LONG before other countries learned the art of cultivating silkworms, China was at work weaving fabrics of silk. Chinese historians claim that the origin of reeling silk and putting it to use was discovered by a woman, Se-Ling-She, wife of Hwang-te, third Emperor of China, and for that reason she has always been regarded by them as the “goddess of silkworms.” The date of this discovery is about 2640 B. C. For about two thousand years the Chinese kept secret their methods of reeling and weaving silk, but finally Japan, Persia, and India learned the art, Persia having for many centuries transported raw silk between China and the West. Very slowly grew the process of silk-weaving. Greece, Spain, and Sicily by degrees attained the knowledge. In A.. D. 550 it was introduced into Constantinople, and in 1148 silk manufacture was carried into Italy, and the cultivation of mulberry trees was enforced by law. The industry soon spread into the south of France, where it rapidly advanced.
At the present day enormous quantities of silk are produced in various parts of the world. The principal countries are China, Japan, India, Southern Europe, and some parts of Persia and Asia Minor. During the Middle Ages and down to the seventeenth century, the province of Ghilan in Persia produced very fine silk and in large quantities. In all the countries and districts just mentioned, magnificent silk rugs have been woven for many centuries.
The silk rug when at its best is unsurpassed in beauty it is distinguished by its richness, exquisite coloring, and rare sheen. But silk rugs require the most luxurious surroundings : nothing looks so out of place as one of these costly fabrics of the loom in a poor setting. They are more suitable for decorative purposes and museums than for service; they should be used as hangings, not for floor coverings. An exquisite silk rug interwoven with pearls is hung before the famous Peacock Throne of the Shah at Teheran, Persia.

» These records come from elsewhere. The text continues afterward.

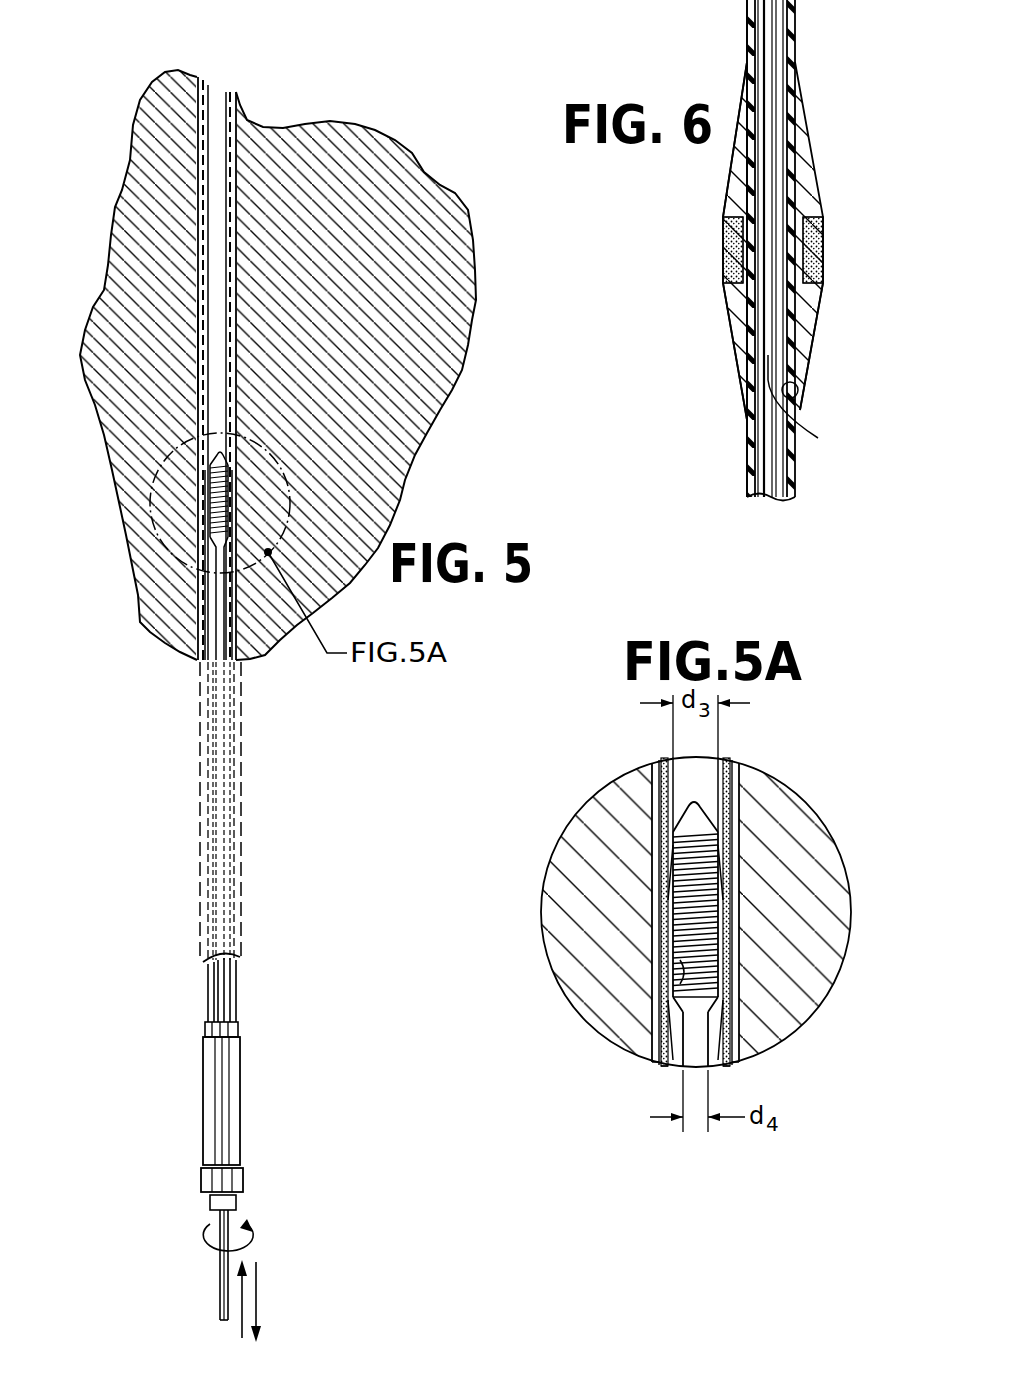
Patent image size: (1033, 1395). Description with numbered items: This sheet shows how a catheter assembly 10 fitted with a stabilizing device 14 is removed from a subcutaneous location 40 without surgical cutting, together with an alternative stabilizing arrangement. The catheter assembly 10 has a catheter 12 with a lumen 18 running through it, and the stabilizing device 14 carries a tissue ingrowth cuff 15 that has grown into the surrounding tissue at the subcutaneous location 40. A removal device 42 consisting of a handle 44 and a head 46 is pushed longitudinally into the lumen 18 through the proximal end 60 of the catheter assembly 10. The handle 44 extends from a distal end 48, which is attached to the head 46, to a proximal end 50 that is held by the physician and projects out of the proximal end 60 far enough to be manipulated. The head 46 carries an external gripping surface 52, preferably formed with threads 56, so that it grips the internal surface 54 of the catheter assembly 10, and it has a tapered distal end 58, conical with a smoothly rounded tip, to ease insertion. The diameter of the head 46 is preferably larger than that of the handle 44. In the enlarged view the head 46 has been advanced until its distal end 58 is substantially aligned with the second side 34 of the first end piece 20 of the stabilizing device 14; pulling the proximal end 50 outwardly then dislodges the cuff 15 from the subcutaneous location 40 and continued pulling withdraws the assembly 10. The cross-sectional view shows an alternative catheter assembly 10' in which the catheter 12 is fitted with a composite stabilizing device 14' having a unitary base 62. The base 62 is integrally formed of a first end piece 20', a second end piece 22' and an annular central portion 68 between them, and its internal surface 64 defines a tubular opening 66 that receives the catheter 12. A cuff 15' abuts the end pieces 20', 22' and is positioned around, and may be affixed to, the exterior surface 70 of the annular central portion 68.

In FIG. 5, the catheter assembly 10 is at (123, 335).
In FIG. 6, the catheter assembly 10' is at (677, 248).
In FIG. 6, the catheter 12 is at (797, 44).
In FIG. 5, the stabilizing device 14 is at (152, 563).
In FIG. 5A, the stabilizing device 14 is at (762, 1025).
In FIG. 6, the composite catheter stabilizing device 14' is at (795, 241).
In FIG. 5A, the cuff 15 is at (773, 990).
In FIG. 6, the cuff 15' is at (746, 250).
In FIG. 5, the lumen 18 is at (197, 78).
In FIG. 5A, the first end piece 20 is at (618, 912).
In FIG. 6, the first end piece 20' is at (708, 139).
In FIG. 6, the second end piece 22' is at (711, 351).
In FIG. 5A, the second side 34 is at (673, 855).
In FIG. 5, the subcutaneous location 40 is at (240, 140).
In FIG. 5, the device 42 is at (215, 1266).
In FIG. 5A, the device 42 is at (666, 1061).
In FIG. 5, the handle 44 is at (222, 1291).
In FIG. 5, the head 46 is at (208, 527).
In FIG. 5A, the head 46 is at (700, 838).
In FIG. 5, the distal end 48 is at (226, 570).
In FIG. 5A, the distal end 48 is at (736, 1016).
In FIG. 5, the proximal end 50 is at (222, 1320).
In FIG. 5A, the external gripping surface 52 is at (666, 828).
In FIG. 5A, the internal surface 54 is at (572, 1012).
In FIG. 5A, the threads 56 is at (733, 870).
In FIG. 5, the tapered distal end 58 is at (203, 450).
In FIG. 5A, the tapered distal end 58 is at (697, 803).
In FIG. 5, the proximal end 60 is at (208, 1233).
In FIG. 6, the unitary base 62 is at (812, 320).
In FIG. 6, the internal surface 64 is at (798, 394).
In FIG. 6, the tubular opening 66 is at (808, 404).
In FIG. 6, the annular central portion 68 is at (818, 270).
In FIG. 6, the exterior surface 70 is at (730, 266).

The most magnificent silk rugs have been woven in China, and these are interesting from every point of view, especially as regards history, color, and texture. The silk rugs of Khotan are remarkable for their beauty and fineness; on important occasions of state and ceremony the Chinese place them upon the table. Silk carpets of special beauty worked with gold threads are made in Pekin for the Imperial Palace, although many of this kind found at the Court are said to be of Central Asiatic origin.
In making silk rugs, the greatest care is necessary in the shading. Sometimes the shading of woollen rugs is made more effective by the addition of silk..
As the demand for silk rugs is comparatively small, they are seldom woven on speculation. When made to order in Persia, they cost from ten dollars to fifteen dollars per square foot; thus the usual price of a silk rug of Persian make is from two hundred dollars up to thousands of dollars. Those made in Turkey can be bought much cheaper.
The Turkoman silk rugs are generally twice the size of the usual sheep’s wool or camel’s ,hair rugs. They are very fine, and often two hundred dollars is paid for a rug of this kind eight feet square.
Rugs made of raw silk are exported from Samarkand, and silk rugs of old Persian designs are copied and woven at Caesarea. Some weavers of the modern silk rug, however, do not have recourse to established designs ; they give play to their imagination, as do the weavers of wool rugs. Other weavers copy chiefly designs from chintz, and still others work from designs introduced from Europe.
Mrs. Bishop tells us that silk produced at Resht is brought to Kashan to be spun and dyed. Then it is sent to Sultanabad to be woven into rugs. It is next returned to Resht to have the pile cut by the sharp instruments used for cutting the velvet pile. After the rugs are finished, they are sent to Teheran to be sold.